Había muchas cosas que no eran bonitas: sentarse con las piernas abiertas (porque se te veían los calzones), tener las rodillas llenas de tierra (porque por dónde te anduviste arrastrando, criatura, ¿por qué no juegas a otra cosa?) o deshacerse la trenza perfecta invariablemente adornada con un listón del color del vestido (porque qué es eso de andar con el greñero suelto, qué espanto).

Tampoco era bonito patear a mi primo Toño por debajo de la mesa a la hora de comer. A los niños nos sentaban en la cocina y nos servían antes que a los grandes para que pudiéramos ser libres y felices, decía mi mamá, pero en realidad era para que nos fuéramos a algún otro lado y los dejáramos chismear y beber en paz.

Toño era el típico mustio que frente a los adultos ponía cara de no rompo un plato y en cuanto nos dejaban solos aprovechaba para molestarnos. Para ser francos, molestaba bastante parejo, pero con Lety y conmigo, las únicas niñas, se aprovechaba porque los demás sí le podían pegar, pero nosotras no, porque era más grande; nos decía que las niñas eran tontas, amenazaba con escupir dentro de nuestros vasos y, si nos descuidábamos, nos metía las trenzas en la sopa. Una sola vez, aprovechando que traía zapatos y no huaraches, y como ya me tenía harta, le di un patadón en la espinilla que lo dejó viendo estrellitas. Claro, pegó un alarido que se oyó hasta la sala y luego, luego, escuchamos pasos detrás de la puerta.

—¿Se puede saber qué es este escándalo?

Mocos. Era mi abuela. Eso nunca anunciaba nada bueno.

Tarde se le hizo a Toño, obviamente, para acusarme, en medio de unos llantos y unos lagrimones que no le creía nadie, mientras yo intentaba justificarme a gritos y el resto de mis primos miraban fijamente sus platos de sopa de espinaca, no les fuera a tocar a ellos de pasada.
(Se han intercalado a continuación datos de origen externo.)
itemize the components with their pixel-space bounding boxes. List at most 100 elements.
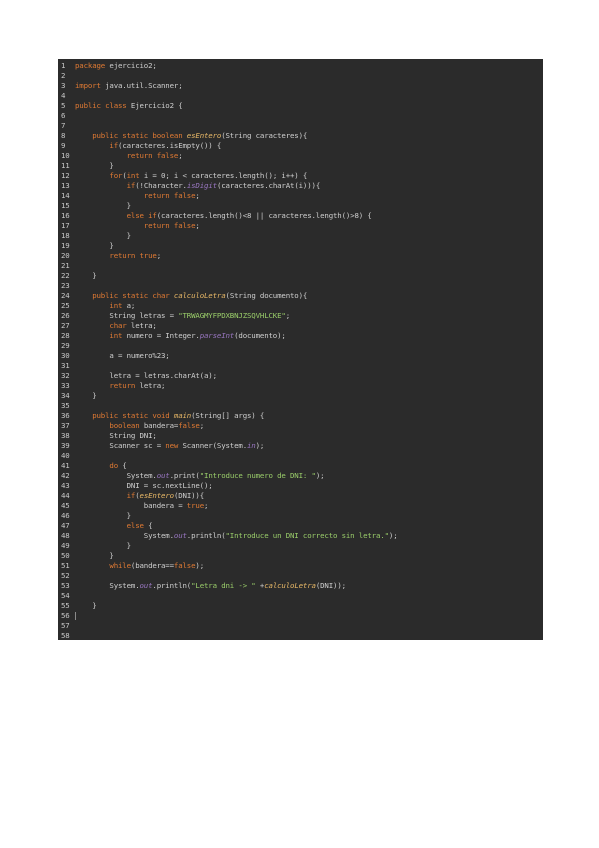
code-line: 27 char letra; [58, 321, 543, 331]
code-token: int [109, 301, 127, 310]
code-line: 2 [58, 71, 543, 81]
code-token: } [75, 551, 114, 560]
code-line: 37 boolean bandera=false; [58, 421, 543, 431]
line-number: 34 [61, 391, 70, 400]
line-number: 9 [61, 141, 66, 150]
code-text: letra = letras.charAt(a); [75, 371, 217, 381]
code-line: 13 if(!Character.isDigit(caracteres.char… [58, 181, 543, 191]
code-token: (String caracteres){ [221, 131, 308, 140]
code-line: 18 } [58, 231, 543, 241]
line-number: 26 [61, 311, 70, 320]
line-number: 6 [61, 111, 66, 120]
code-text: return false; [75, 151, 183, 161]
code-line: 47 else { [58, 521, 543, 531]
code-line: 5 public class Ejercicio2 { [58, 101, 543, 111]
code-token: (bandera== [130, 561, 174, 570]
line-number: 33 [61, 381, 70, 390]
code-token: out [139, 581, 153, 590]
code-text: } [75, 271, 97, 281]
code-token: for [109, 171, 123, 180]
code-token: bandera = [75, 501, 187, 510]
code-token: out [173, 531, 187, 540]
line-number: 54 [61, 591, 70, 600]
line-number: 3 [61, 81, 66, 90]
code-token: } [75, 511, 131, 520]
code-text: } [75, 391, 96, 401]
line-number: 52 [61, 571, 70, 580]
code-text: do { [75, 461, 126, 471]
line-number: 21 [61, 261, 70, 270]
code-token: ); [315, 471, 325, 480]
code-line: 21 [58, 261, 543, 271]
line-number: 45 [61, 501, 70, 510]
code-text: while(bandera==false); [75, 561, 204, 571]
code-line: 29 [58, 341, 543, 351]
code-token: esEntero [139, 491, 175, 500]
code-token: return false [126, 151, 179, 160]
code-text: public static char calculoLetra(String d… [75, 291, 307, 301]
code-token: do [109, 461, 123, 470]
code-line: 7 [58, 121, 543, 131]
code-line: 42 System.out.print("Introduce numero de… [58, 471, 543, 481]
line-number: 24 [61, 291, 70, 300]
code-line: 32 letra = letras.charAt(a); [58, 371, 543, 381]
code-token: letra; [130, 321, 157, 330]
code-line: 22 } [58, 271, 543, 281]
code-token: if [126, 181, 136, 190]
code-token: } [75, 541, 131, 550]
code-text: int numero = Integer.parseInt(documento)… [75, 331, 285, 341]
line-number: 50 [61, 551, 70, 560]
line-number: 32 [61, 371, 70, 380]
code-line: 9 if(caracteres.isEmpty()) { [58, 141, 543, 151]
code-line: 12 for(int i = 0; i < caracteres.length(… [58, 171, 543, 181]
line-number: 46 [61, 511, 70, 520]
code-token: ); [195, 561, 205, 570]
code-token: } [75, 271, 97, 280]
line-number: 41 [61, 461, 70, 470]
code-line: 16 else if(caracteres.length()<8 || cara… [58, 211, 543, 221]
code-token: "Letra dni -> " [191, 581, 256, 590]
code-token: "Introduce un DNI correcto sin letra." [225, 531, 390, 540]
code-token: .print( [169, 471, 200, 480]
line-number: 40 [61, 451, 70, 460]
code-line: 49 } [58, 541, 543, 551]
code-token: else if [126, 211, 157, 220]
code-text: Scanner sc = new Scanner(System.in); [75, 441, 264, 451]
line-number: 58 [61, 631, 70, 640]
line-number: 27 [61, 321, 70, 330]
line-number: 36 [61, 411, 70, 420]
line-number: 23 [61, 281, 70, 290]
code-token: public static char [92, 291, 174, 300]
code-token: new [165, 441, 183, 450]
code-editor[interactable]: 1 package ejercicio2; 2 3 import java.util.S… [58, 59, 543, 640]
code-token: isDigit [186, 181, 217, 190]
code-token: (String[] args) { [191, 411, 265, 420]
code-line: 48 System.out.println("Introduce un DNI … [58, 531, 543, 541]
line-number: 17 [61, 221, 70, 230]
code-line: 23 [58, 281, 543, 291]
code-token: (DNI)){ [173, 491, 205, 500]
code-line: 30 a = numero%23; [58, 351, 543, 361]
code-token: Scanner(System. [182, 441, 248, 450]
code-token: .println( [152, 581, 192, 590]
code-line: 52 [58, 571, 543, 581]
line-number: 12 [61, 171, 70, 180]
code-token: boolean [109, 421, 144, 430]
line-number: 7 [61, 121, 66, 130]
code-token: { [148, 521, 153, 530]
code-token: System. [75, 471, 157, 480]
code-line: 31 [58, 361, 543, 371]
code-line: 4 [58, 91, 543, 101]
code-line: 33 return letra; [58, 381, 543, 391]
code-token: Scanner sc = [75, 441, 166, 450]
code-token: ejercicio2; [109, 61, 157, 70]
code-token: + [255, 581, 265, 590]
code-token: return false [143, 221, 196, 230]
code-text: System.out.print("Introduce numero de DN… [75, 471, 325, 481]
code-token: public class [75, 101, 131, 110]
—Ay, por favor, Helena —dijo mi abuela, tocándose la frente con la punta de los dedos, como si le estuviera yo provocando una migraña instantánea—; no pegues esos gritos. No hay nada más desagradable que una vieja gritona.

—¡Pero es que Toño…!

Los ojos al cielo, de mi abuela.

—Ahórrame los chismes, Helena, y mejor esténse en paz, ¿sí? No quiero tener que regresar.

Nunca los regañaban a ellos. Bueno, sólo esa vez que nos dieron chance de jugar a las escondidillas, a Lety se le desamarró el moño del vestido mientras iba corriendo y Toño se lo pisó, dizque “sin darse cuenta” (eso que se lo crea su abuela, que sí se lo creyó). Por suerte, alcanzó a meter las manos, porque si no le hubiera quedado la nariz incrustada en la nuca, pero se raspó las manos y le salió muchísima sangre de la rodilla. Mi tía les dijo que por qué no se fijaban más, si nosotras éramos más chicas, y mi tío Antonio, el papá de Toño, salió con que, también nosotras, ¿para qué andábamos correteando con éstos, que eran unos salvajes (“éstos” eran mis primos, y sí eran, sobre todo su hijito, pero eso no quería decir que nos pudieran agarrar de bajada, yo digo), y no estaban impuestos a lidiar con princesitas como nosotras?